Costs of care after hospital discharge among women with a femoral neck fracture.

Clin Orthop Relat Res

Department of Orthopaedics and Traumatology, Academisch Ziekenhuis V.U.B., Vrije Universiteit Brussel, Brussels, Belgium.

Published: September 2003

A prospective study was done among women who are postmenopausal and who had a displaced femoral neck fracture. The objective was to identify potential predictors of medical care costs during the 1-year after hospital discharge, and to examine the impact of the type of surgical procedure. The design was a 1-year prospective cohort study reflecting day-to-day clinical practice. At four hospitals, 84 women 50 years or older with a displaced femoral neck fracture were enrolled on a consecutive basis. Direct costs of medical care were documented during the 1-year after hospital discharge. Multivariate analyses were done to explore potential predictors of costs. Three fracture groups were defined by the time of surgical repair. Patients in the total hip arthroplasty group were significantly younger than those in the hemiarthroplasty and the internal fixation groups (mean age, 71 years, 81 years, and 80 years, respectively).
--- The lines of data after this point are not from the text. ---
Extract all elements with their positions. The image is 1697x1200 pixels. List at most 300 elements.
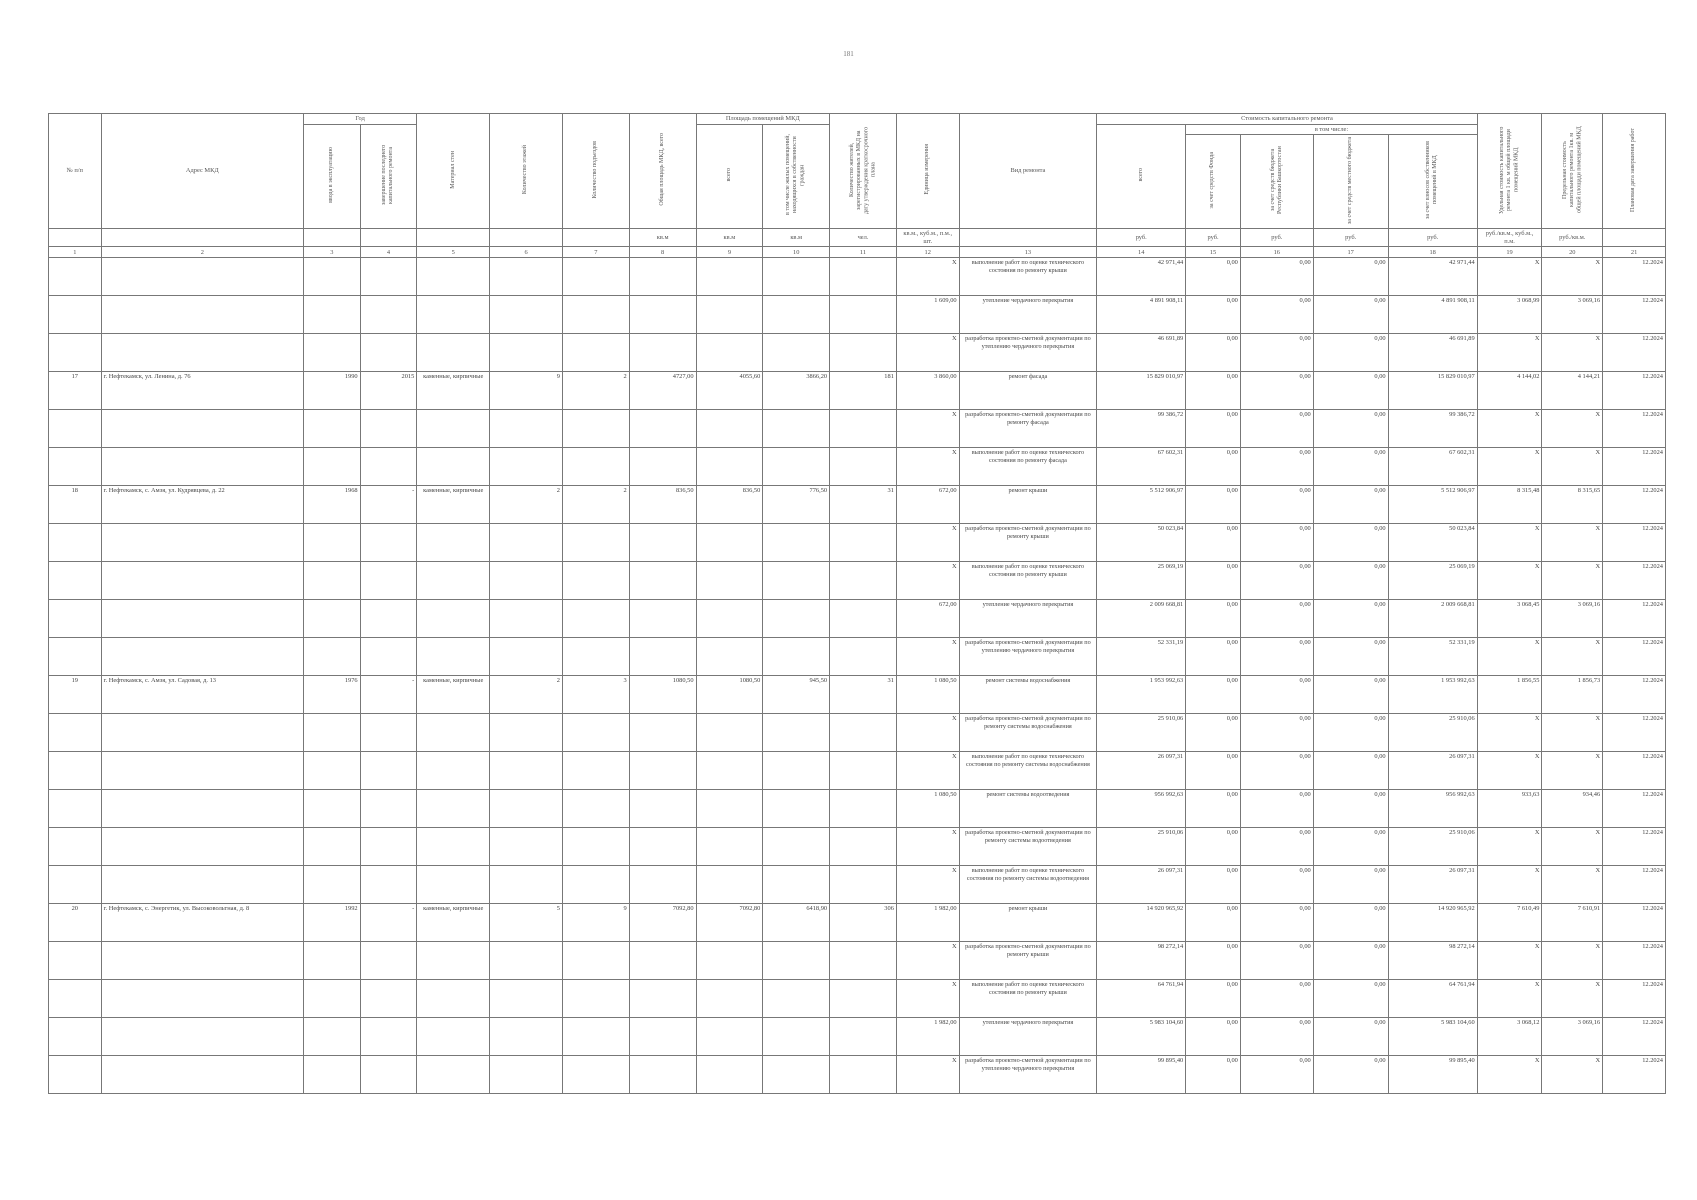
header-col-18: за счет взносов собственников помещений в МКД bbox=[1388, 135, 1477, 229]
cell-year-last-repair: 2015 bbox=[360, 372, 417, 410]
cell-year-last-repair: - bbox=[360, 676, 417, 714]
cell-cost-total: 99 386,72 bbox=[1097, 410, 1186, 448]
cell-cost-fund: 0,00 bbox=[1186, 562, 1241, 600]
cell-year-last-repair bbox=[360, 296, 417, 334]
cell-work-type: разработка проектно-сметной документации по ремонту системы водоснабжения bbox=[959, 714, 1097, 752]
column-number: 7 bbox=[562, 247, 629, 258]
cell-residents bbox=[830, 714, 897, 752]
cell-cost-owners: 25 910,06 bbox=[1388, 714, 1477, 752]
cell-total-area bbox=[629, 258, 696, 296]
cell-floors: 2 bbox=[490, 676, 563, 714]
header-col-19: Удельная стоимость капитального ремонта 1 кв. м общей площади помещений МКД bbox=[1477, 114, 1542, 229]
cell-completion-date: 12.2024 bbox=[1603, 866, 1666, 904]
cell-limit-cost: X bbox=[1542, 866, 1603, 904]
cell-work-type: выполнение работ по оценке технического состояния по ремонту фасада bbox=[959, 448, 1097, 486]
cell-living-area bbox=[763, 942, 830, 980]
cell-year-last-repair bbox=[360, 866, 417, 904]
cell-cost-republic-budget: 0,00 bbox=[1240, 410, 1313, 448]
cell-wall-material bbox=[417, 980, 490, 1018]
cell-floors bbox=[490, 1056, 563, 1094]
cell-premises-area bbox=[696, 752, 763, 790]
cell-living-area bbox=[763, 1018, 830, 1056]
cell-cost-republic-budget: 0,00 bbox=[1240, 790, 1313, 828]
header-col-10: в том числе жилых помещений, находящихся в собственности граждан bbox=[763, 124, 830, 228]
cell-address bbox=[101, 448, 303, 486]
cell-cost-local-budget: 0,00 bbox=[1313, 638, 1388, 676]
cell-total-area bbox=[629, 296, 696, 334]
cell-living-area bbox=[763, 524, 830, 562]
header-col-12: Единица измерения bbox=[896, 114, 959, 229]
cell-entrances: 3 bbox=[562, 676, 629, 714]
cell-cost-fund: 0,00 bbox=[1186, 790, 1241, 828]
cell-address bbox=[101, 258, 303, 296]
header-col-7: Количество подъездов bbox=[562, 114, 629, 229]
cell-year-built bbox=[303, 828, 360, 866]
cell-cost-republic-budget: 0,00 bbox=[1240, 904, 1313, 942]
cell-year-built bbox=[303, 524, 360, 562]
cell-cost-owners: 2 009 668,81 bbox=[1388, 600, 1477, 638]
cell-cost-fund: 0,00 bbox=[1186, 714, 1241, 752]
cell-total-area bbox=[629, 600, 696, 638]
cell-cost-republic-budget: 0,00 bbox=[1240, 638, 1313, 676]
cell-wall-material bbox=[417, 1018, 490, 1056]
cell-entrances: 9 bbox=[562, 904, 629, 942]
cell-work-type: разработка проектно-сметной документации по утеплению чердачного перекрытия bbox=[959, 638, 1097, 676]
cell-address bbox=[101, 942, 303, 980]
cell-year-last-repair bbox=[360, 714, 417, 752]
capital-repair-table bbox=[48, 113, 1666, 1094]
cell-specific-cost: 4 144,02 bbox=[1477, 372, 1542, 410]
cell-completion-date: 12.2024 bbox=[1603, 942, 1666, 980]
cell-limit-cost: X bbox=[1542, 942, 1603, 980]
cell-specific-cost: 3 068,99 bbox=[1477, 296, 1542, 334]
cell-total-area bbox=[629, 752, 696, 790]
column-number: 5 bbox=[417, 247, 490, 258]
cell-row-number bbox=[49, 790, 102, 828]
cell-residents bbox=[830, 752, 897, 790]
cell-year-built bbox=[303, 258, 360, 296]
cell-entrances bbox=[562, 942, 629, 980]
cell-unit-value: X bbox=[896, 638, 959, 676]
header-col-13: Вид ремонта bbox=[959, 114, 1097, 229]
cell-cost-total: 26 097,31 bbox=[1097, 752, 1186, 790]
cell-cost-owners: 46 691,89 bbox=[1388, 334, 1477, 372]
column-number: 1 bbox=[49, 247, 102, 258]
cell-completion-date: 12.2024 bbox=[1603, 638, 1666, 676]
cell-unit-value: X bbox=[896, 258, 959, 296]
cell-specific-cost: X bbox=[1477, 1056, 1542, 1094]
cell-residents: 181 bbox=[830, 372, 897, 410]
cell-year-built bbox=[303, 866, 360, 904]
cell-address: г. Нефтекамск, ул. Ленина, д. 76 bbox=[101, 372, 303, 410]
cell-year-built bbox=[303, 410, 360, 448]
cell-cost-total: 67 602,31 bbox=[1097, 448, 1186, 486]
cell-row-number bbox=[49, 1018, 102, 1056]
cell-cost-fund: 0,00 bbox=[1186, 296, 1241, 334]
cell-cost-local-budget: 0,00 bbox=[1313, 866, 1388, 904]
cell-specific-cost: 933,63 bbox=[1477, 790, 1542, 828]
cell-year-last-repair bbox=[360, 600, 417, 638]
cell-address bbox=[101, 334, 303, 372]
cell-year-built: 1968 bbox=[303, 486, 360, 524]
cell-cost-owners: 64 761,94 bbox=[1388, 980, 1477, 1018]
cell-year-built bbox=[303, 334, 360, 372]
cell-limit-cost: X bbox=[1542, 524, 1603, 562]
table-row bbox=[49, 448, 1666, 486]
table-row bbox=[49, 524, 1666, 562]
column-number: 2 bbox=[101, 247, 303, 258]
unit-col-14: руб. bbox=[1097, 229, 1186, 247]
column-number: 18 bbox=[1388, 247, 1477, 258]
cell-specific-cost: 8 315,48 bbox=[1477, 486, 1542, 524]
cell-specific-cost: 7 610,49 bbox=[1477, 904, 1542, 942]
cell-limit-cost: 8 315,65 bbox=[1542, 486, 1603, 524]
cell-wall-material bbox=[417, 334, 490, 372]
table-row bbox=[49, 752, 1666, 790]
cell-address bbox=[101, 866, 303, 904]
cell-completion-date: 12.2024 bbox=[1603, 562, 1666, 600]
cell-unit-value: 1 982,00 bbox=[896, 904, 959, 942]
cell-specific-cost: 3 068,12 bbox=[1477, 1018, 1542, 1056]
cell-row-number: 20 bbox=[49, 904, 102, 942]
column-number: 16 bbox=[1240, 247, 1313, 258]
cell-floors bbox=[490, 1018, 563, 1056]
header-col-20: Предельная стоимость капитального ремонта 1кв. м общей площади помещений МКД bbox=[1542, 114, 1603, 229]
cell-living-area: 776,50 bbox=[763, 486, 830, 524]
cell-entrances bbox=[562, 752, 629, 790]
header-col-3: ввода в эксплуатацию bbox=[303, 124, 360, 228]
cell-entrances: 2 bbox=[562, 486, 629, 524]
cell-cost-owners: 25 069,19 bbox=[1388, 562, 1477, 600]
cell-entrances bbox=[562, 1018, 629, 1056]
cell-year-built bbox=[303, 714, 360, 752]
column-number: 6 bbox=[490, 247, 563, 258]
cell-residents: 31 bbox=[830, 486, 897, 524]
cell-unit-value: X bbox=[896, 448, 959, 486]
cell-entrances bbox=[562, 334, 629, 372]
cell-limit-cost: 934,46 bbox=[1542, 790, 1603, 828]
cell-cost-owners: 26 097,31 bbox=[1388, 866, 1477, 904]
cell-specific-cost: 1 856,55 bbox=[1477, 676, 1542, 714]
cell-cost-republic-budget: 0,00 bbox=[1240, 258, 1313, 296]
cell-year-built bbox=[303, 448, 360, 486]
cell-specific-cost: 3 068,45 bbox=[1477, 600, 1542, 638]
cell-work-type: ремонт фасада bbox=[959, 372, 1097, 410]
cell-premises-area bbox=[696, 600, 763, 638]
cell-entrances bbox=[562, 562, 629, 600]
cell-unit-value: X bbox=[896, 334, 959, 372]
cell-total-area bbox=[629, 562, 696, 600]
cell-unit-value: 3 860,00 bbox=[896, 372, 959, 410]
header-col-14: всего bbox=[1097, 124, 1186, 228]
cell-living-area bbox=[763, 296, 830, 334]
cell-floors bbox=[490, 524, 563, 562]
cell-residents bbox=[830, 828, 897, 866]
cell-unit-value: X bbox=[896, 752, 959, 790]
cell-row-number: 19 bbox=[49, 676, 102, 714]
cell-cost-local-budget: 0,00 bbox=[1313, 410, 1388, 448]
unit-col-20: руб./кв.м. bbox=[1542, 229, 1603, 247]
cell-unit-value: 1 080,50 bbox=[896, 790, 959, 828]
cell-cost-total: 1 953 992,63 bbox=[1097, 676, 1186, 714]
cell-cost-local-budget: 0,00 bbox=[1313, 980, 1388, 1018]
cell-specific-cost: X bbox=[1477, 638, 1542, 676]
table-row bbox=[49, 372, 1666, 410]
cell-cost-fund: 0,00 bbox=[1186, 448, 1241, 486]
cell-wall-material bbox=[417, 828, 490, 866]
cell-completion-date: 12.2024 bbox=[1603, 258, 1666, 296]
cell-work-type: разработка проектно-сметной документации по ремонту крыши bbox=[959, 524, 1097, 562]
cell-floors bbox=[490, 562, 563, 600]
cell-entrances bbox=[562, 980, 629, 1018]
cell-cost-republic-budget: 0,00 bbox=[1240, 942, 1313, 980]
cell-premises-area bbox=[696, 1056, 763, 1094]
table-row bbox=[49, 980, 1666, 1018]
cell-cost-total: 5 512 906,97 bbox=[1097, 486, 1186, 524]
unit-col-12: кв.м., куб.м., п.м., шт. bbox=[896, 229, 959, 247]
cell-residents bbox=[830, 600, 897, 638]
cell-premises-area bbox=[696, 828, 763, 866]
cell-limit-cost: X bbox=[1542, 448, 1603, 486]
cell-work-type: разработка проектно-сметной документации по ремонту крыши bbox=[959, 942, 1097, 980]
cell-premises-area bbox=[696, 980, 763, 1018]
table-row bbox=[49, 1056, 1666, 1094]
cell-cost-republic-budget: 0,00 bbox=[1240, 296, 1313, 334]
cell-row-number bbox=[49, 524, 102, 562]
cell-total-area bbox=[629, 942, 696, 980]
cell-residents bbox=[830, 410, 897, 448]
cell-address bbox=[101, 1056, 303, 1094]
cell-unit-value: 1 080,50 bbox=[896, 676, 959, 714]
unit-col-11: чел. bbox=[830, 229, 897, 247]
cell-row-number bbox=[49, 448, 102, 486]
cell-address: г. Нефтекамск, с. Энергетик, ул. Высоковольтная, д. 8 bbox=[101, 904, 303, 942]
cell-work-type: выполнение работ по оценке технического состояния по ремонту крыши bbox=[959, 980, 1097, 1018]
cell-residents: 31 bbox=[830, 676, 897, 714]
cell-unit-value: X bbox=[896, 562, 959, 600]
cell-limit-cost: 4 144,21 bbox=[1542, 372, 1603, 410]
column-number: 3 bbox=[303, 247, 360, 258]
cell-year-last-repair bbox=[360, 790, 417, 828]
cell-limit-cost: X bbox=[1542, 258, 1603, 296]
cell-year-built bbox=[303, 638, 360, 676]
cell-cost-fund: 0,00 bbox=[1186, 676, 1241, 714]
cell-year-last-repair bbox=[360, 410, 417, 448]
header-col-9: всего bbox=[696, 124, 763, 228]
header-col-1: № п/п bbox=[49, 114, 102, 229]
cell-floors bbox=[490, 448, 563, 486]
cell-premises-area bbox=[696, 790, 763, 828]
cell-row-number: 17 bbox=[49, 372, 102, 410]
cell-residents bbox=[830, 1056, 897, 1094]
cell-floors bbox=[490, 296, 563, 334]
cell-address bbox=[101, 638, 303, 676]
cell-limit-cost: X bbox=[1542, 1056, 1603, 1094]
cell-address bbox=[101, 714, 303, 752]
cell-unit-value: X bbox=[896, 714, 959, 752]
cell-cost-republic-budget: 0,00 bbox=[1240, 752, 1313, 790]
cell-address bbox=[101, 524, 303, 562]
cell-entrances: 2 bbox=[562, 372, 629, 410]
cell-living-area bbox=[763, 638, 830, 676]
cell-total-area: 1080,50 bbox=[629, 676, 696, 714]
cell-premises-area bbox=[696, 1018, 763, 1056]
cell-premises-area bbox=[696, 334, 763, 372]
unit-col-15: руб. bbox=[1186, 229, 1241, 247]
cell-residents bbox=[830, 524, 897, 562]
cell-cost-total: 99 895,40 bbox=[1097, 1056, 1186, 1094]
cell-completion-date: 12.2024 bbox=[1603, 334, 1666, 372]
header-col-16: за счет средств бюджета Республики Башкортостан bbox=[1240, 135, 1313, 229]
cell-cost-fund: 0,00 bbox=[1186, 258, 1241, 296]
header-group-cost-incl: в том числе: bbox=[1186, 124, 1477, 135]
column-number: 13 bbox=[959, 247, 1097, 258]
cell-cost-local-budget: 0,00 bbox=[1313, 790, 1388, 828]
cell-floors: 5 bbox=[490, 904, 563, 942]
cell-total-area bbox=[629, 714, 696, 752]
cell-row-number bbox=[49, 942, 102, 980]
cell-cost-owners: 5 512 906,97 bbox=[1388, 486, 1477, 524]
cell-premises-area bbox=[696, 714, 763, 752]
cell-completion-date: 12.2024 bbox=[1603, 600, 1666, 638]
cell-cost-total: 25 910,06 bbox=[1097, 828, 1186, 866]
column-number: 10 bbox=[763, 247, 830, 258]
cell-row-number bbox=[49, 296, 102, 334]
cell-cost-local-budget: 0,00 bbox=[1313, 1018, 1388, 1056]
cell-cost-local-budget: 0,00 bbox=[1313, 372, 1388, 410]
cell-year-last-repair bbox=[360, 638, 417, 676]
cell-year-last-repair bbox=[360, 562, 417, 600]
cell-cost-fund: 0,00 bbox=[1186, 866, 1241, 904]
cell-work-type: разработка проектно-сметной документации по утеплению чердачного перекрытия bbox=[959, 1056, 1097, 1094]
cell-row-number bbox=[49, 980, 102, 1018]
header-col-2: Адрес МКД bbox=[101, 114, 303, 229]
cell-specific-cost: X bbox=[1477, 562, 1542, 600]
cell-wall-material: каменные, кирпичные bbox=[417, 676, 490, 714]
cell-cost-owners: 5 983 104,60 bbox=[1388, 1018, 1477, 1056]
header-group-year: Год bbox=[303, 114, 416, 125]
cell-wall-material: каменные, кирпичные bbox=[417, 486, 490, 524]
cell-floors bbox=[490, 334, 563, 372]
cell-floors bbox=[490, 790, 563, 828]
cell-cost-local-budget: 0,00 bbox=[1313, 600, 1388, 638]
cell-cost-owners: 67 602,31 bbox=[1388, 448, 1477, 486]
cell-address bbox=[101, 752, 303, 790]
cell-total-area: 836,50 bbox=[629, 486, 696, 524]
cell-residents bbox=[830, 980, 897, 1018]
cell-year-last-repair bbox=[360, 334, 417, 372]
header-col-5: Материал стен bbox=[417, 114, 490, 229]
cell-cost-total: 15 829 010,97 bbox=[1097, 372, 1186, 410]
cell-cost-total: 46 691,89 bbox=[1097, 334, 1186, 372]
cell-residents bbox=[830, 296, 897, 334]
cell-wall-material bbox=[417, 790, 490, 828]
cell-residents bbox=[830, 562, 897, 600]
cell-living-area bbox=[763, 334, 830, 372]
table-row bbox=[49, 904, 1666, 942]
cell-year-last-repair bbox=[360, 1056, 417, 1094]
cell-work-type: выполнение работ по оценке технического состояния по ремонту крыши bbox=[959, 562, 1097, 600]
cell-cost-owners: 52 331,19 bbox=[1388, 638, 1477, 676]
cell-cost-total: 4 891 908,11 bbox=[1097, 296, 1186, 334]
cell-unit-value: 672,00 bbox=[896, 600, 959, 638]
cell-cost-total: 2 009 668,81 bbox=[1097, 600, 1186, 638]
cell-completion-date: 12.2024 bbox=[1603, 372, 1666, 410]
cell-cost-owners: 99 895,40 bbox=[1388, 1056, 1477, 1094]
cell-work-type: разработка проектно-сметной документации по утеплению чердачного перекрытия bbox=[959, 334, 1097, 372]
cell-total-area: 4727,00 bbox=[629, 372, 696, 410]
cell-limit-cost: X bbox=[1542, 980, 1603, 1018]
cell-floors: 2 bbox=[490, 486, 563, 524]
cell-limit-cost: 7 610,91 bbox=[1542, 904, 1603, 942]
cell-work-type: ремонт системы водоснабжения bbox=[959, 676, 1097, 714]
cell-cost-total: 52 331,19 bbox=[1097, 638, 1186, 676]
header-col-4: завершение последнего капитального ремонта bbox=[360, 124, 417, 228]
cell-cost-local-budget: 0,00 bbox=[1313, 1056, 1388, 1094]
cell-year-last-repair bbox=[360, 980, 417, 1018]
cell-living-area bbox=[763, 828, 830, 866]
cell-unit-value: X bbox=[896, 942, 959, 980]
cell-cost-republic-budget: 0,00 bbox=[1240, 524, 1313, 562]
cell-residents bbox=[830, 448, 897, 486]
cell-total-area bbox=[629, 524, 696, 562]
cell-row-number: 18 bbox=[49, 486, 102, 524]
cell-cost-fund: 0,00 bbox=[1186, 638, 1241, 676]
cell-wall-material: каменные, кирпичные bbox=[417, 904, 490, 942]
cell-cost-republic-budget: 0,00 bbox=[1240, 372, 1313, 410]
cell-cost-owners: 42 971,44 bbox=[1388, 258, 1477, 296]
table-row bbox=[49, 600, 1666, 638]
cell-residents bbox=[830, 790, 897, 828]
cell-cost-fund: 0,00 bbox=[1186, 410, 1241, 448]
cell-cost-total: 98 272,14 bbox=[1097, 942, 1186, 980]
cell-cost-total: 5 983 104,60 bbox=[1097, 1018, 1186, 1056]
cell-year-built bbox=[303, 790, 360, 828]
cell-wall-material bbox=[417, 638, 490, 676]
cell-completion-date: 12.2024 bbox=[1603, 296, 1666, 334]
cell-entrances bbox=[562, 410, 629, 448]
unit-col-8: кв.м bbox=[629, 229, 696, 247]
cell-specific-cost: X bbox=[1477, 258, 1542, 296]
cell-cost-owners: 4 891 908,11 bbox=[1388, 296, 1477, 334]
cell-entrances bbox=[562, 638, 629, 676]
cell-specific-cost: X bbox=[1477, 828, 1542, 866]
cell-residents bbox=[830, 638, 897, 676]
cell-cost-fund: 0,00 bbox=[1186, 334, 1241, 372]
cell-floors bbox=[490, 410, 563, 448]
cell-year-built bbox=[303, 296, 360, 334]
cell-floors bbox=[490, 714, 563, 752]
cell-cost-owners: 98 272,14 bbox=[1388, 942, 1477, 980]
cell-completion-date: 12.2024 bbox=[1603, 1056, 1666, 1094]
cell-residents: 306 bbox=[830, 904, 897, 942]
column-number: 8 bbox=[629, 247, 696, 258]
cell-cost-owners: 956 992,63 bbox=[1388, 790, 1477, 828]
cell-cost-total: 64 761,94 bbox=[1097, 980, 1186, 1018]
cell-total-area bbox=[629, 410, 696, 448]
cell-total-area: 7092,80 bbox=[629, 904, 696, 942]
cell-limit-cost: 3 069,16 bbox=[1542, 1018, 1603, 1056]
column-number: 4 bbox=[360, 247, 417, 258]
cell-cost-republic-budget: 0,00 bbox=[1240, 676, 1313, 714]
cell-living-area: 945,50 bbox=[763, 676, 830, 714]
cell-work-type: ремонт системы водоотведения bbox=[959, 790, 1097, 828]
cell-floors bbox=[490, 600, 563, 638]
cell-cost-local-budget: 0,00 bbox=[1313, 676, 1388, 714]
cell-living-area bbox=[763, 790, 830, 828]
cell-completion-date: 12.2024 bbox=[1603, 980, 1666, 1018]
cell-living-area: 3866,20 bbox=[763, 372, 830, 410]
The mean direct costs of medical care during the 1-year followup after hospital discharge were not significantly different after total hip arthroplasty, hemiarthroplasty, or internal fixation because of large cost variations among patients. A multivariate model identified increasing age and living in an institution at the time of the injury as the two significant determinants of increased medical costs during the 1-year followup after hospital discharge. Direct costs of medical care during the 1-year after hospital discharge do not seem to be associated with the type of surgical procedure. Increasing age and living in an institution at the time of the injury are strong predictors of increased costs.